Specific, long-term intervention
The R and R community centre houses a library and doubles up as an arts and events space for people from all over the city “who haven’t necessarily seen Lallubhai in the flesh,” quips Ashok. “The events are frequented by people from the Tata Institute of Social Sciences (TISS) namely professors and students who have worked in the region. There have also been talks and debates conducted by speakers, scholars, and historians, discussing topics ranging from demonetisation to the limit extension. It is a place to somehow reconnect and give back some of this dialogue to the people in the community.”
“We are not trying to just create a venue. We are trying to create an atmosphere and a tone around the place which is both open and intellectually stimulating. It has a different challenge.
“To keep this initiative going we have decided to fund this project for the next 2 to 3 years using different collaborative funding models. We are doing things within the space that stem from our own interests instead of charity which will not survive,” concludes Ashok.
Voices from within
The day I visited the centre, I was greeted by the delightful squeals of a group of children trying their hand at playing the djembe, an African drum. A music class was in session. It was organised by the team of Khula Aasmaan, an NGO that has been working in Lallubhai Compound for the past two years. They had requested to use the space at the community centre to conduct music and drama sessions for the children over the forthcoming weekends.
These collaborative activities and the smooth running of the centre are overlooked by Arif Shaikh. He is a student and a member of Theatre Arts Performance Open for Rahivasi Interaction (TAPORI), a group of street theatre performers. A resident of a Bandra slum himself, Arif is well-tuned into what the children need once they step into the centre. “They like comic books with superheroes; we screened the movie Katha for them which they enjoyed and have requested a screening of Dangal; we work on DIY projects using tutorials on YouTube; we look up Wikipedia for information they may need in school; we are working on clearing and prepping the backyard for a garden; they want to learn how to dance.”
Arif fondly referred to the children as ‘my kids’ in all that he narrated to me.
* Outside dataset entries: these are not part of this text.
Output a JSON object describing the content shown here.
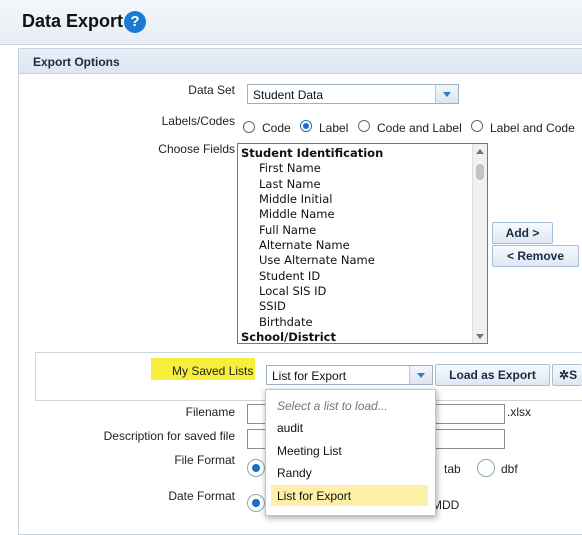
{
  "header": {
    "title": "Data Export",
    "help_label": "?"
  },
  "export_options": {
    "title": "Export Options",
    "data_set": {
      "label": "Data Set",
      "value": "Student Data"
    },
    "labels_codes": {
      "label": "Labels/Codes",
      "options": [
        "Code",
        "Label",
        "Code and Label",
        "Label and Code"
      ],
      "selected": "Label"
    },
    "choose_fields": {
      "label": "Choose Fields",
      "group": "Student Identification",
      "items": [
        "First Name",
        "Last Name",
        "Middle Initial",
        "Middle Name",
        "Full Name",
        "Alternate Name",
        "Use Alternate Name",
        "Student ID",
        "Local SIS ID",
        "SSID",
        "Birthdate"
      ],
      "next_group": "School/District"
    },
    "add_button": "Add >",
    "remove_button": "< Remove"
  },
  "saved_lists": {
    "label": "My Saved Lists",
    "value": "List for Export",
    "load_button": "Load as Export",
    "next_button_partial": "S",
    "dropdown": {
      "placeholder": "Select a list to load...",
      "options": [
        "audit",
        "Meeting List",
        "Randy",
        "List for Export"
      ],
      "highlighted": "List for Export"
    }
  },
  "filename": {
    "label": "Filename",
    "suffix": ".xlsx"
  },
  "description": {
    "label": "Description for saved file"
  },
  "file_format": {
    "label": "File Format",
    "options_visible": [
      "tab",
      "dbf"
    ]
  },
  "date_format": {
    "label": "Date Format",
    "partial_option": "MDD"
  },
  "colors": {
    "accent": "#1a7ad1",
    "highlight": "#f7ee3c",
    "dropdown_highlight": "#fcefa7"
  }
}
He has been with them from the time the centre began, guiding, and encouraging them in all their adventures.
I also spoke to some of the children to know how they felt about the centre and if they wanted anything specific in terms of activities or facilities to be introduced. Even though the smiles and laughter of the children clearly showed how thrilled they were to get away from the grime and slime of their external surroundings to the clean and cheerful confines of R and R, an answer from an 11-year-old girl sealed the deal. She smiled and replied: “Sab kuch to hai.”